Passando invece al protocollo IMAP, le verifiche che possiamo fare sono almeno due. Il primo è il controllo del campo “ordine ricezione” (“order received”) della mail oggetto di verifica confrontando il numero con il messaggio prima e quello dopo. Tale campo – non presente nel messaggio che viene scaricato in formato RFC822 EML o MSG – viene comunicato dal protocollo IMAP quando il client accede al messaggio ed è un numero ordinale che viene attribuito dal server a ogni messaggio, in genere univoco per cartella. La inbox avrà così un messaggio con Order Received (talvolta definito anche IMAP UID) 341, il messaggio successivo sarà 342, poi 343, 344 e così via. Se il messaggio con UID 342 a un certo punto viene alterato, cambia il codice e ne assume uno nuovo “saltando” quindi in avanti e superando quelli arrivati dopo di lui. Un’analisi della linearità dei numeri IMAP UID quindi permette già in diversi casi di rilevare una modifica postuma a un messaggio, fatta anche a livello server tramite caricamento dei file via IMAP.
Ulteriore controllo che l’informatico forense può fare, avendo accesso al server, è quello della verifica dell’integrità del campo INTERNAL DATE, che contiene la data marchiata dal server nel momento in cui il messaggio di posta oggetto di analisi è stato inviato o ricevuto dal server, in sostanza quando è stato salvato su disco. Anche in questo caso, se un messaggio del 30 maggio viene modificato il 3 giugno, il suo INTERNAL DATE passerà al 3 giugno, cosa che non ha senso se la data d’invio o ricezione della mail rimane 30 maggio.

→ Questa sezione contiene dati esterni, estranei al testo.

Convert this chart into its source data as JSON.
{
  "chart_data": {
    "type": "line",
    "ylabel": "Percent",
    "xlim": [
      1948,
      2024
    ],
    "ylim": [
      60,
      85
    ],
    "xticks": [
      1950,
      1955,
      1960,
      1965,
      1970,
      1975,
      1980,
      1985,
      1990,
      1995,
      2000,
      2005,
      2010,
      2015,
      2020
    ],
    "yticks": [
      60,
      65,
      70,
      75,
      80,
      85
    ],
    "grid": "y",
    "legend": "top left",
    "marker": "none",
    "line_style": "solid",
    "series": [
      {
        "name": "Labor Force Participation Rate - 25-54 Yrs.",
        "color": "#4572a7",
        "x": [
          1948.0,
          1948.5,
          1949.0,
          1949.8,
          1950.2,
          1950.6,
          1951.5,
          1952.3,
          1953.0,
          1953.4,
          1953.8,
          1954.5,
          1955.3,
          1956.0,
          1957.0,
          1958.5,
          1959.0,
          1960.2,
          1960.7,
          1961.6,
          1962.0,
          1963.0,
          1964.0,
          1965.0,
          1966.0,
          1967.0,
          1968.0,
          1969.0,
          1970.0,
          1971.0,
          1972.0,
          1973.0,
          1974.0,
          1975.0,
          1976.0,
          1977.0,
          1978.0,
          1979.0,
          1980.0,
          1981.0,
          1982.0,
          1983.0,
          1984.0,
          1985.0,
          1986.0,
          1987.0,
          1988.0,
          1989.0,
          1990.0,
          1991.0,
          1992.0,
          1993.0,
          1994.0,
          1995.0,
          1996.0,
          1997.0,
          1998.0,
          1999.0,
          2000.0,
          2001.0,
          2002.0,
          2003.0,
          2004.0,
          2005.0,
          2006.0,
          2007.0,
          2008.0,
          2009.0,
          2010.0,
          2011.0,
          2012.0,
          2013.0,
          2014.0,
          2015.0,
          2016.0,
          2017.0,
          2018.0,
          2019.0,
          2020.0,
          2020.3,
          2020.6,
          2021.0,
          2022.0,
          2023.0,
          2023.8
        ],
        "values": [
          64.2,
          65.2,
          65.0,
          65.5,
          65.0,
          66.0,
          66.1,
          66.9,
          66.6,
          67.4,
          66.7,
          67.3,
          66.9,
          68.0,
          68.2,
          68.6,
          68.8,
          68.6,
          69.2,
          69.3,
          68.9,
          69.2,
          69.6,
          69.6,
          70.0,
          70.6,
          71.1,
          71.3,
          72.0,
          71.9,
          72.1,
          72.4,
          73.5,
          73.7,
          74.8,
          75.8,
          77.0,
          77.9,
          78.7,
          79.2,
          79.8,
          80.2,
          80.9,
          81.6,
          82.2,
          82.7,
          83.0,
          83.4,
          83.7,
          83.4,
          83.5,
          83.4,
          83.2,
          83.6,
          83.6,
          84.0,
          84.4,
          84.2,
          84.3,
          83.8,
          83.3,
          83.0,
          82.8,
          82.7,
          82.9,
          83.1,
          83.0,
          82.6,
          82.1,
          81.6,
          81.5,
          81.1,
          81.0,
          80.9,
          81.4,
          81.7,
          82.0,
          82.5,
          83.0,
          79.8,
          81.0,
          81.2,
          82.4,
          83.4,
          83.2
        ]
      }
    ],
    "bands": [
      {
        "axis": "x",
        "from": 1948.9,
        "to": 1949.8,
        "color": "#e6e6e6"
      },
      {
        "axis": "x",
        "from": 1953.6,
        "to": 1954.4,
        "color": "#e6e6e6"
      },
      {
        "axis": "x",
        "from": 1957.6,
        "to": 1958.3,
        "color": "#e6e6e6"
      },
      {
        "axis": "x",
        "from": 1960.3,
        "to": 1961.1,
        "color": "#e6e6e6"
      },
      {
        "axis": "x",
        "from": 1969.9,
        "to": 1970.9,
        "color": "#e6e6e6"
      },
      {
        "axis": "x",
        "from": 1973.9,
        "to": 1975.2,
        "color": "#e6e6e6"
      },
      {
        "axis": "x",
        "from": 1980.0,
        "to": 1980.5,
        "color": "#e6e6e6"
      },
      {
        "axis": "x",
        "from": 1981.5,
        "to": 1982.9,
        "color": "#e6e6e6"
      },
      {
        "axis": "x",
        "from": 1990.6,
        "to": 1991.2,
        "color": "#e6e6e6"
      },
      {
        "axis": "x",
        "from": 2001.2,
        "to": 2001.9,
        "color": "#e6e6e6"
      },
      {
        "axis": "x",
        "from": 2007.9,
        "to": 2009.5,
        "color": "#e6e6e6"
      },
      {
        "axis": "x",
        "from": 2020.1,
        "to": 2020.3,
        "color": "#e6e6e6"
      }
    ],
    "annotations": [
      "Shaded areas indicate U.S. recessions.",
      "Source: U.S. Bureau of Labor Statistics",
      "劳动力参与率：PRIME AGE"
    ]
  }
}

L’accesso al dato INTERNALDATE è più complicato perché Thunderbird non lo mostra, per quanto ci siano dei plugin che sembrano poterlo fare ma non funzionano correttamente. Bisogna quindi ricorrere a soluzioni open source o a prodotti commerciali come FEC (Forensic Email Collector), SecurCube Downloader, F-Response o simili.
Avendo a disposizione software open source, possiamo sviluppare qualche linea di codice in python che vada a utilizzare la libreria imaplib chiamando il comando “fetch(message, ‘(INTERNALDATE)’” oppure più semplicemente sfruttare la potenzialità del comando cURL, utilizzato in genere per scaricare pagine web o file da Internet.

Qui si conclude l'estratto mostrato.